PubWages Requirements: Be a Person and Write Original Content

Today, October 29, 2011, PubWages has undergone a major house cleaning. We have eliminated hundreds of contributors and thousands of articles. The reason: those contributors were not people, and/or their articles were not original.

To avoid having this happen to you, ask yourself two questions:

  1. Am I a person?
  2. Is my writing original?

If the answer is “yes” to both questions, then do not fear. Your PubWages account is safe.

However, you might be wondering how it could possibly be that some of our contributors were not people. What would it mean not to be a person? And is there some way you could not be a person and not know about it?

1. What is a person?

The obvious answer to this question, in  internet terms, is that a bot is not a person. But what exactly is a bot? What distinguishes a bot from a non-bot? Is it that a bot is  mechanical? Or is it that it’s not a human?

Many think that the difference between a person and a non-person is all about being human. If you’re human, you’re automatically a person, some think.

This is not true at PubWages. Here at PubWages we recognize the distinction between a human and a person. Some people are not human. And some humans are not people.

This is Bow. He is a person.

For instance, Bow is a person, but not a human. He can think and express himself, and it doesn’t matter to us about his biological makeup. It’s the mind and not the body that it inhabits that makes all the difference. Many animals are people. Not just humans.

From this you might jump to the conclusion that we like biological beings and are opposed to non-biological entities. This isn’t really true. If someone like Data from the Star Trek Next Generation universe wanted to write at PubWages, we would have no problem with that. Even a disembodied intelligence would be accepted here, if it had consciousness.

But here’s the question: how can you tell whether someone has an independent consciousness? The short answer: you can’t, but it’s good enough for us here at PubWages if you can pass the Turing Test.

Suffice it to say that many of our past contributors were unable to pass the Turing test to our satisfaction. This is why they are with us no more.

2. What is Original Content?

Here at PubWages our standards are simple. You don’t have to write Pulitzer Prize winning material. You don’t have to write about rocket science. You can write about whatever you like as long as the material is your own and you have something new to say about it. You can write about something as practical as how to clean your kitchen sink, and if you write reasonably effectively, explaining something that might be of use to someone somewhere, and you didn’t copy it off an existing site, and you have the rights to it, then it’s good enough.

If you quote someone else, give them credit.
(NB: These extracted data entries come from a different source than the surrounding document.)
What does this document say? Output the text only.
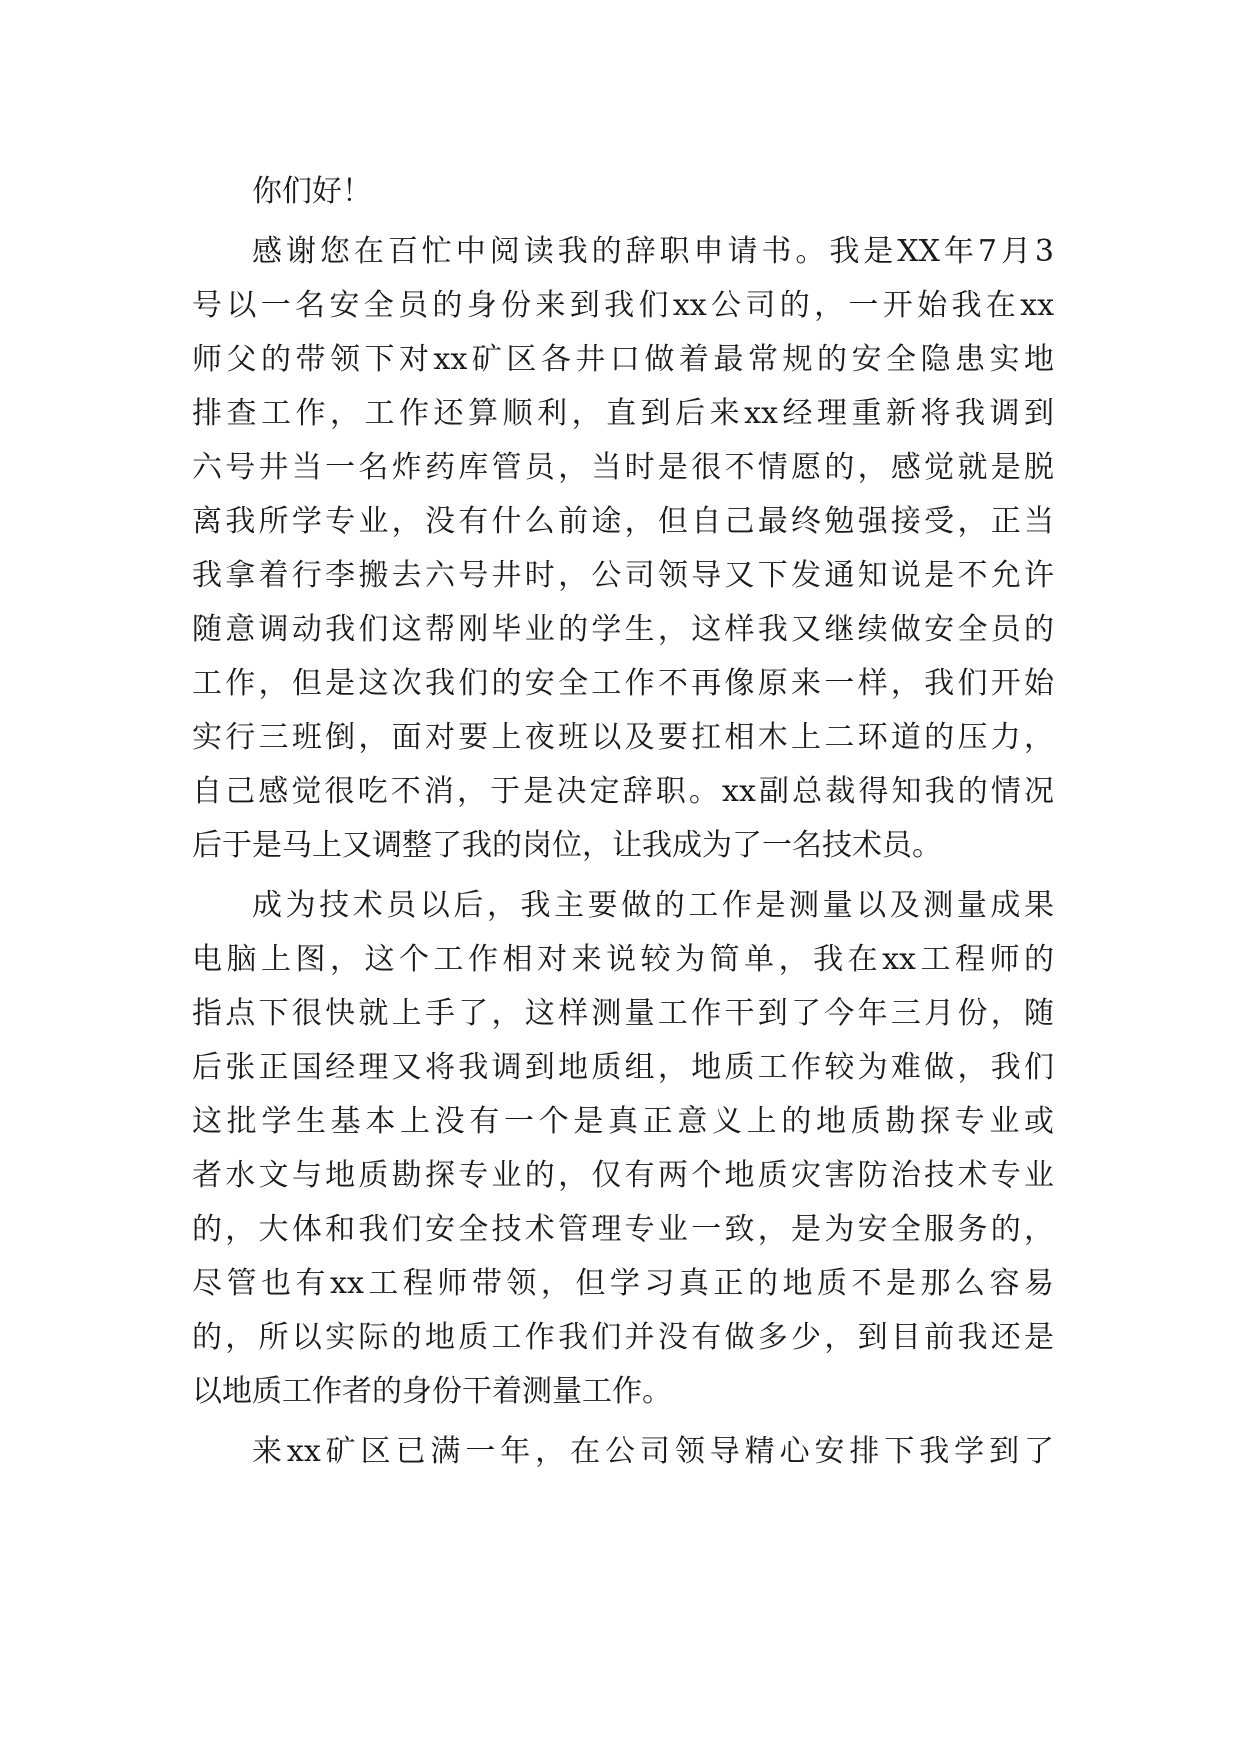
你们好！
感谢您在百忙中阅读我的辞职申请书。我是XX年7月3
号以一名安全员的身份来到我们xx公司的，一开始我在xx
师父的带领下对xx矿区各井口做着最常规的安全隐患实地
排查工作，工作还算顺利，直到后来xx经理重新将我调到
六号井当一名炸药库管员，当时是很不情愿的，感觉就是脱
离我所学专业，没有什么前途，但自己最终勉强接受，正当
我拿着行李搬去六号井时，公司领导又下发通知说是不允许
随意调动我们这帮刚毕业的学生，这样我又继续做安全员的
工作，但是这次我们的安全工作不再像原来一样，我们开始
实行三班倒，面对要上夜班以及要扛相木上二环道的压力，
自己感觉很吃不消，于是决定辞职。xx副总裁得知我的情况
后于是马上又调整了我的岗位，让我成为了一名技术员。
成为技术员以后，我主要做的工作是测量以及测量成果
电脑上图，这个工作相对来说较为简单，我在xx工程师的
指点下很快就上手了，这样测量工作干到了今年三月份，随
后张正国经理又将我调到地质组，地质工作较为难做，我们
这批学生基本上没有一个是真正意义上的地质勘探专业或
者水文与地质勘探专业的，仅有两个地质灾害防治技术专业
的，大体和我们安全技术管理专业一致，是为安全服务的，
尽管也有xx工程师带领，但学习真正的地质不是那么容易
的，所以实际的地质工作我们并没有做多少，到目前我还是
以地质工作者的身份干着测量工作。
来xx矿区已满一年，在公司领导精心安排下我学到了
If you rely on sources, state what they are and offer a link. If you are the author, but you’ve already published it elsewhere, then unpublish it and wait for it to de-index before you publish it here. You have to have the rights to what you write, it should not libel anyone, and it must not be duplicate content.
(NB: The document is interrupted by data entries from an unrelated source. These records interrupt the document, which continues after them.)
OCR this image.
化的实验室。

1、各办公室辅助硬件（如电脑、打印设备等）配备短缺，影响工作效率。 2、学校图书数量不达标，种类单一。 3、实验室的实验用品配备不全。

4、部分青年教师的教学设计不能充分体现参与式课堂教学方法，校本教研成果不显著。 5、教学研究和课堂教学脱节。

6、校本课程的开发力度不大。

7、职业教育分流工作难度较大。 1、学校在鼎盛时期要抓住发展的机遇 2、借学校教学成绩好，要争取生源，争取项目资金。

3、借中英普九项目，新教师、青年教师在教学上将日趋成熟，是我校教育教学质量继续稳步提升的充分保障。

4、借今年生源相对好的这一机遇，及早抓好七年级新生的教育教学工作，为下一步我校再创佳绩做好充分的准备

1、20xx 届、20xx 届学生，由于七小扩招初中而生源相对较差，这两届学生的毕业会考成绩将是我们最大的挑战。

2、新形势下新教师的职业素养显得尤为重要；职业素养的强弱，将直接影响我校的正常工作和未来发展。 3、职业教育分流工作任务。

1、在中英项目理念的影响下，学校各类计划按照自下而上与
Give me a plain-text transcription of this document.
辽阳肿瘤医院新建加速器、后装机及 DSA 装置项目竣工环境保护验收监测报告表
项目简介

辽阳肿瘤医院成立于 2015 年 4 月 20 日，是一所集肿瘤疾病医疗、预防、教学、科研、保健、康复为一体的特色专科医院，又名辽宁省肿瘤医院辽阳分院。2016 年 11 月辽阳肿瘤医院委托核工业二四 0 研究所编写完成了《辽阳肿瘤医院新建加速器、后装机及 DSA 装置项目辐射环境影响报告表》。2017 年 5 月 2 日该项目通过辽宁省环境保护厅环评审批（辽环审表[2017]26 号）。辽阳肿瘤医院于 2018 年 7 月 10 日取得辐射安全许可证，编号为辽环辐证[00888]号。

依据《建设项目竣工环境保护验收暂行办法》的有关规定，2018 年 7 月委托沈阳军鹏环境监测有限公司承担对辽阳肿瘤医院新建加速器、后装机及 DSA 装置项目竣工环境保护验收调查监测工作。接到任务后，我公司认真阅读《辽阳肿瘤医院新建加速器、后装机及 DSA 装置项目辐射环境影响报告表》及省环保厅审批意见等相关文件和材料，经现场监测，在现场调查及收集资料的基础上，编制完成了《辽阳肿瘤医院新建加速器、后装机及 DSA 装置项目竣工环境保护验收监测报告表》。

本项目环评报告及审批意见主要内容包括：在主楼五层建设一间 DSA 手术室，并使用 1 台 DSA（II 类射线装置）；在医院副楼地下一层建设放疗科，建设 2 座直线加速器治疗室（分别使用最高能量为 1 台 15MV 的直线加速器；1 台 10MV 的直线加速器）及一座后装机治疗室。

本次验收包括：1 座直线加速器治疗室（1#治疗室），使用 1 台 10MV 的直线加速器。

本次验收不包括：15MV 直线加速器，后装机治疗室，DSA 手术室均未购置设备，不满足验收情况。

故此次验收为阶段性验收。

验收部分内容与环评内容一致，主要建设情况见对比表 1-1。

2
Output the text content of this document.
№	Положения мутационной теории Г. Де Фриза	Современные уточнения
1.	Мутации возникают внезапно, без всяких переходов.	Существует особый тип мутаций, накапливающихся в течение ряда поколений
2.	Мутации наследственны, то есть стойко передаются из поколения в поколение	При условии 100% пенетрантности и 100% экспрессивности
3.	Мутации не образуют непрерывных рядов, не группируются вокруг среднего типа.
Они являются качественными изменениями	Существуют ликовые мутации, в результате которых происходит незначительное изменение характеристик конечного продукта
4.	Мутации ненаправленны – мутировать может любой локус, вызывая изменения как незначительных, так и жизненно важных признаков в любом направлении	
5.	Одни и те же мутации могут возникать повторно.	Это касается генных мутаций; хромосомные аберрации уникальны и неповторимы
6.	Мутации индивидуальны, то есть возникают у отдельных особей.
Stick to these simple rules, and you will be fine.

3. How to get and keep a PubWages Account

From here on in it’s going to be a little harder to get a PubWages account. Before, all you had to do was register. Now we will ask that before you register, you  send us an email telling us about yourself and be able to respond to a return email from us asking a few follow up questions. This will be our way to determine if you are a real person.

We will be using various methods of discovering duplicate content, and one method will be this: we will ask all genuine pubbers to keep an eye out for duplicate content published on PubWages. Since we all have an interest in keeping this a quality site, we will all help to uncover unoriginal writing.

In order for you  to be  accepted as a pubber, we don’t need to know you. You can write under a pseudonym. We don’t need to know whether you are a man or a woman, a chimpanzee or an android, a cat or a dog. What we do need to know is that you can think for yourself and come up with original content. And if you can do that, then you are most certainly welcome here at PubWages!

 

About admin

I am a publisher, linguist, primatologist and writer. I am an editor at Inverted-A Press. I'm a primatologist with Project Bow. And I administer PubWages.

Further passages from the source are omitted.